Cloud Site Reliability Engineer 2
Trivandrum
in 4 days
Brief Description Lead and manage the resolution of complex technical issues involving Zafin’s products and Azure cloud environment. Design and implement strategic, operational enhancements to improve resiliency and system reliability. Conduct in-depth Root Cause Analysis (RCA) for high-severity incidents and drive initiatives to reduce error recurrence. Represent the organisation in external client escalation calls, providing expert guidance and solutions. Architect and optimise cloud infrastructure for high performance, scalability, and cost-effectiveness.
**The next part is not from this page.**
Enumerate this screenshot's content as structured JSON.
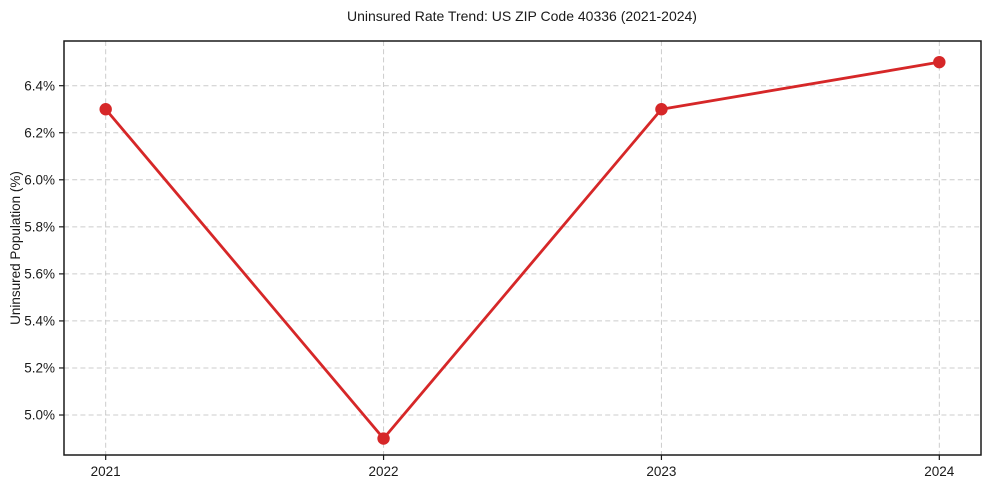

Provide thought leadership in managing and scaling container orchestration platforms such as AKS and OpenShift. Oversee the implementation of advanced monitoring solutions and integrate predictive analytics for proactive issue resolution. Develop and execute automation strategies to streamline operational workflows and incident responses. Create and maintain comprehensive documentation of cloud architectures, processes, and incident management strategies. Mentor and coach junior engineers, fostering a culture of continuous learning and innovation. Drive strategic initiatives, collaborating with cross-functional teams to achieve organisational objectives. Preferred Skills Bachelor’s degree in Computer Science, Engineering, or a related field (Master’s degree preferred). 12+ years of experience in cloud support, operations, or a related role. Advanced expertise in Microsoft Azure (preferred) or equivalent cloud platforms. Demonstrated experience in designing and scaling container orchestration systems like AKS or OpenShift. Proven leadership in managing automated deployment pipelines, including Azure DevOps. Mastery of enterprise monitoring platforms (e.g., Azure Insights, Grafana) and predictive analytics tools. Advanced scripting skills with PowerShell, Python, or similar languages. Extensive experience in incident management and defining SLAs for global production environments. In-depth knowledge of database management, particularly Postgres. Preferred Qualifications
Advanced certifications in cloud platforms (e.g., Azure Solutions Architect Expert). Experience with ITSM tools and processes (e.g., ServiceNow). Comprehensive understanding of security and compliance in cloud environments.
Soft Skills
Exceptional analytical and problem-solving abilities. Strong leadership and mentoring skills. Advanced communication and collaboration capabilities. Visionary approach to operational innovation and strategic planning.